The Act implies a term into residential tenancies that the landlord will ensure that the dwelling is fit for human habitation at the beginning of a tenancy and for the duration of the tenancy.

Fitness for Human Habitation

The Act does not specify exactly what ‘fitness for human habitation’ means and has been kept deliberately broad. This will give tenants wide scope to bring claims against their landlords for poor housing conditions and it will be for the courts to decide on a case by case basis what constitutes ‘unfit for human habitation’.

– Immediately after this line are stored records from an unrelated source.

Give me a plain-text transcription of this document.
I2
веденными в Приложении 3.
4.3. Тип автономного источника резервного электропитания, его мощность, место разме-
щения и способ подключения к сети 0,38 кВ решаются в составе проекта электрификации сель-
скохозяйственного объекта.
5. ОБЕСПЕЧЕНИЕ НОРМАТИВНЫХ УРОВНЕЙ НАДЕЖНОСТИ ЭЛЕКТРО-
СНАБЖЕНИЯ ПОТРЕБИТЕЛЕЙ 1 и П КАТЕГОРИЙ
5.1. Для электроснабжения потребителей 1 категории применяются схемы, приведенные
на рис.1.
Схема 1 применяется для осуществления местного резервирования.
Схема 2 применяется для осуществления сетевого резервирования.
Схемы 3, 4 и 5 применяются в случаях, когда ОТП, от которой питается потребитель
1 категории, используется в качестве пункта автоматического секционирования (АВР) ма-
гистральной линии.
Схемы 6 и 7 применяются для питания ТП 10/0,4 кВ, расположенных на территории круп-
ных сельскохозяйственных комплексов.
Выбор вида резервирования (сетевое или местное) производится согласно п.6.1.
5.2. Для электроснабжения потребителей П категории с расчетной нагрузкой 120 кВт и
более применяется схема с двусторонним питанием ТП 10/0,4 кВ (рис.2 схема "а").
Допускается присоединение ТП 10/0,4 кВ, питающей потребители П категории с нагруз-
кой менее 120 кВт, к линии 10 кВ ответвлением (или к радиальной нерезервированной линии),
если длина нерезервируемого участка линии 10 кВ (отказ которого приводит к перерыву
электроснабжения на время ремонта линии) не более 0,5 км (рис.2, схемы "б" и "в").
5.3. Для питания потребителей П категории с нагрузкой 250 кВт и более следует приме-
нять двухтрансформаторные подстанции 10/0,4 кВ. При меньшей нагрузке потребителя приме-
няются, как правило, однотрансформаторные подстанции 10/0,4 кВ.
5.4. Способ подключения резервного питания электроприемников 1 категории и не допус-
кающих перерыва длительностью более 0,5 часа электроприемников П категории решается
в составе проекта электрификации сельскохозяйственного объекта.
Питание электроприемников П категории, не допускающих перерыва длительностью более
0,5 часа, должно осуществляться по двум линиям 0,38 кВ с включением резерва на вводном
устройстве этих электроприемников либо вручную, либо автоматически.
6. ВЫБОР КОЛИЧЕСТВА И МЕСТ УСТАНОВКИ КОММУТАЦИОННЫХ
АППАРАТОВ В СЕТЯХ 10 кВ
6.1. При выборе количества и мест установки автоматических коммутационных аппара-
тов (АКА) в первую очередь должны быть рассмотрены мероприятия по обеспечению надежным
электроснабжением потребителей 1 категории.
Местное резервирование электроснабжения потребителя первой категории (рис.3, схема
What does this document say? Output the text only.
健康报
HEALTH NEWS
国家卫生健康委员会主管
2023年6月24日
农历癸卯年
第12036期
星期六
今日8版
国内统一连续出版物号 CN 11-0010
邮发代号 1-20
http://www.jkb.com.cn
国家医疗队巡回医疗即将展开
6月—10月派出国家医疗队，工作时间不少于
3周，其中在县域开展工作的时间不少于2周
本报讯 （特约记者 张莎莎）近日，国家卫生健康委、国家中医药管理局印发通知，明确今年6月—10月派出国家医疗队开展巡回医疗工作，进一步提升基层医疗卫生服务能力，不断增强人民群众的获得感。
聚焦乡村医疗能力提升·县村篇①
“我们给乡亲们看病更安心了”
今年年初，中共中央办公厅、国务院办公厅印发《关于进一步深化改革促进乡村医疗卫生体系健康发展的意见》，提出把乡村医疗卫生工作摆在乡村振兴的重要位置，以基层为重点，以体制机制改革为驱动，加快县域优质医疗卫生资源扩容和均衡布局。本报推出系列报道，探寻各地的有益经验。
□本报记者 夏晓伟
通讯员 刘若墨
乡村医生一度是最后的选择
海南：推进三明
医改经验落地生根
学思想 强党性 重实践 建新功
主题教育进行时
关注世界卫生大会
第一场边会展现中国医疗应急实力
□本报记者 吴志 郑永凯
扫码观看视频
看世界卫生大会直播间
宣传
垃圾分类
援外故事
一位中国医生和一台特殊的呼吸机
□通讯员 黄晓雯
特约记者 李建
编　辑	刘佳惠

To decide whether a dwelling is unfit for human habitation the legislation requires that certain features be taken into account:

  • repair
  • stability
  • freedom from damp
  • internal arrangement
  • natural lighting
  • ventilation
  • water supply
  • drainage and sanitary conveniences
  • facilities for the preparation and cooking of food and disposal of waste water

The court will also have to take into consideration the 29 hazard categories detailed in the Housing Health and Safety Rating System (HHSRS) which include hazards such as damp and mould growth; excess cold; excess heat; crowding and space; noise; domestic hygiene, pests and refuse amongst other matters.

Until the advent of this Act tenants have largely been limited to bringing claims for disrepair, to address their landlords’ failure to carry out repairs. Tenants were entitled to seek repairs, but specifically not improvements. Faced with poor conditions that were not classed as disrepair, such as condensation induced mould growth or coldness from single glazed original sash windows, there was little if any scope for forcing landlords to make improvements.

The new Act means that landlords will have a continuous obligation to ensure that the conditions of their dwellings are adequate and do not pose a risk to tenants’ health. Landlords will be obliged to make improvements to tenants’ homes to put their properties into a state where they are fit for habitation. That said, there is a specific exclusion where unfitness is caused by the tenant, such as failure to keep to their own responsibilities or treat the property in a tenant-like manner. Housing lawyers expect landlords will seek to argue this exemption regularly, such as blaming condensation on tenants drying clothes on radiators, which landlords frequently raise in their defence.

This is a new Act which could bring fundamental and positive change for tenants. How things play out in the courts is yet to be seen, but certainly there is significantly more scope to bring claims under this Act. There is no set basis for calculating damages (compensation) but it is expected that it will be along the lines of damages for disrepair. The Act does not apply retrospectively so tenants will likely want to combine a claim under the Act with a disrepair claim if available, in order to seek historic damages within the disrepair claim.

What does this mean for tenants?

The impact of this legislation is quite significant with much more scope to bring claims to improve housing conditions, as well as to seek compensation. This Act puts into law the right for tenants to live in a safe environment where their health, safety and wellbeing is not at risk.